Note that the last body of this form must produce a single value – but this value can itself be a delay promise that returns multiple values.

This form useful for implementing lazy libraries and languages, where tail-calls can be wrapped in a promise.

(force v)  any
  v : any/c
If v is a promise, then the promise is forced to obtain a value. If the promise has not been forced before, then the result is recorded in the promise so that future forces on the promise produce the same value (or values). If forcing the promise raises an exception, then the exception is similarly recorded so that forcing the promise will raise the same exception every time.

If v is forced again before the original call to force returns, then the exn:fail exception is raised.

Additional kinds of promises are also forced via force. See below for further details.

If v is not a promise, then it is returned as the result.

(promise-forced? promise)  boolean?
  promise : promise?
Returns #t if promise has been forced.

(promise-running? promise)  boolean?
  promise : promise?
Returns #t if promise is currently being forced. (Note that a promise can be either running or forced but not both.)

9.3.1 Additional Promise Kinds

(delay/name body ...+)
Creates a “call by name” promise, that is similar to delay-promises, except that the resulting value is not cached. It is essentially a thunk, wrapped in a way that force recognizes. Note that if a delay/name promise forces itself, no exception is raised.

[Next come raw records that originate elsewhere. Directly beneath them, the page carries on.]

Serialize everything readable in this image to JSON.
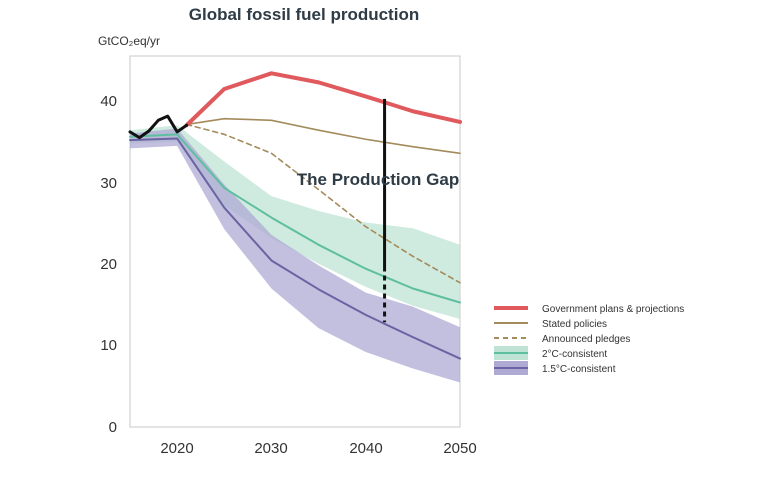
{
  "chart_data": {
    "type": "line",
    "title": "Global fossil fuel production",
    "ylabel": "GtCO₂eq/yr",
    "xlabel": "",
    "xlim": [
      2015,
      2050
    ],
    "ylim": [
      0,
      45
    ],
    "x_ticks": [
      "2020",
      "2030",
      "2040",
      "2050"
    ],
    "y_ticks": [
      "0",
      "10",
      "20",
      "30",
      "40"
    ],
    "annotation": "The Production Gap",
    "gap_marker": {
      "x": 2042,
      "y_top": 39.8,
      "y_bottom": 12.7
    },
    "historical": {
      "x": [
        2015,
        2016,
        2017,
        2018,
        2019,
        2020,
        2021
      ],
      "y": [
        35.8,
        35.1,
        35.9,
        37.2,
        37.7,
        35.8,
        36.6
      ]
    },
    "series": [
      {
        "name": "Government plans & projections",
        "color": "#e0595d",
        "x": [
          2021,
          2025,
          2030,
          2035,
          2040,
          2045,
          2050
        ],
        "y": [
          36.6,
          41.0,
          42.9,
          41.8,
          40.1,
          38.3,
          37.0
        ]
      },
      {
        "name": "Stated policies",
        "color": "#a38b5b",
        "x": [
          2021,
          2025,
          2030,
          2035,
          2040,
          2045,
          2050
        ],
        "y": [
          36.7,
          37.4,
          37.2,
          36.0,
          34.9,
          34.0,
          33.2
        ]
      },
      {
        "name": "Announced pledges",
        "color": "#a38b5b",
        "x": [
          2021,
          2025,
          2030,
          2035,
          2040,
          2045,
          2050
        ],
        "y": [
          36.7,
          35.5,
          33.2,
          28.8,
          24.3,
          20.7,
          17.5
        ]
      },
      {
        "name": "2°C-consistent",
        "color": "#5ebfa0",
        "x": [
          2015,
          2020,
          2025,
          2030,
          2035,
          2040,
          2045,
          2050
        ],
        "y": [
          35.2,
          35.5,
          29.0,
          25.4,
          22.1,
          19.2,
          16.8,
          15.1
        ],
        "band_upper": [
          36.0,
          36.6,
          32.2,
          28.0,
          26.2,
          24.8,
          24.1,
          22.1
        ],
        "band_lower": [
          34.4,
          34.6,
          26.9,
          22.9,
          19.8,
          17.0,
          14.7,
          13.1
        ]
      },
      {
        "name": "1.5°C-consistent",
        "color": "#6a64a2",
        "x": [
          2015,
          2020,
          2025,
          2030,
          2035,
          2040,
          2045,
          2050
        ],
        "y": [
          34.8,
          35.0,
          26.6,
          20.2,
          16.7,
          13.6,
          10.9,
          8.3
        ],
        "band_upper": [
          35.6,
          36.2,
          29.4,
          23.3,
          19.6,
          16.3,
          14.6,
          12.1
        ],
        "band_lower": [
          33.8,
          34.1,
          24.0,
          16.8,
          12.0,
          9.1,
          7.1,
          5.4
        ]
      }
    ],
    "grid": false,
    "legend_position": "right"
  },
  "colors": {
    "historical": "#111111",
    "gap_marker": "#111111",
    "band_2c": "#bfe3d4",
    "band_1_5c": "#aeaad4",
    "axis": "#bbbbbb"
  }
}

Note that this promise is never considered “running” or “forced” in the sense of promise-running? and promise-forced?.

(delay/sync body ...+)
Conventional promises are not useful when multiple threads attempt to force them: when a promise is running, any additional threads that force it will get an exception. delay/sync is useful for such cases: if a second thread attempts to force such a promise, it will get blocked until the computation is done and an answer is available. If force is used with the promise as it is forced from the same thread, an exception is raised.

In addition, these promises can be used with sync, which blocks until it has been forced. Note that using sync this way is passive in the sense that it does not trigger evaluation of the promise.

(delay/thread body ...+)
This kind of promise begins the computation immediately, but this happens on a separate thread. When the computation is done, the result is cached as usual. Note that exceptions are caught as usual, and will only be raised when forced. If such a promise is forced before a value is ready, the calling thread will be blocked until the computation terminates. These promises can also be used with sync.

(delay/idle body ...+)
Similar to delay/thread, but the computation thread gets to work only when the process is otherwise idle, as determined by system-idle-evt, and the work is done in small runtime fragements, making it overall not raise total CPU use or hurt responsiveness. If the promise is forced before the computation is done, it will run the rest of the computation immediately without slicing the runtime. Using sync on these promises blocks as is the case with delay/sync, and this happens in a passive way too, so the computation continues to work in low-priority.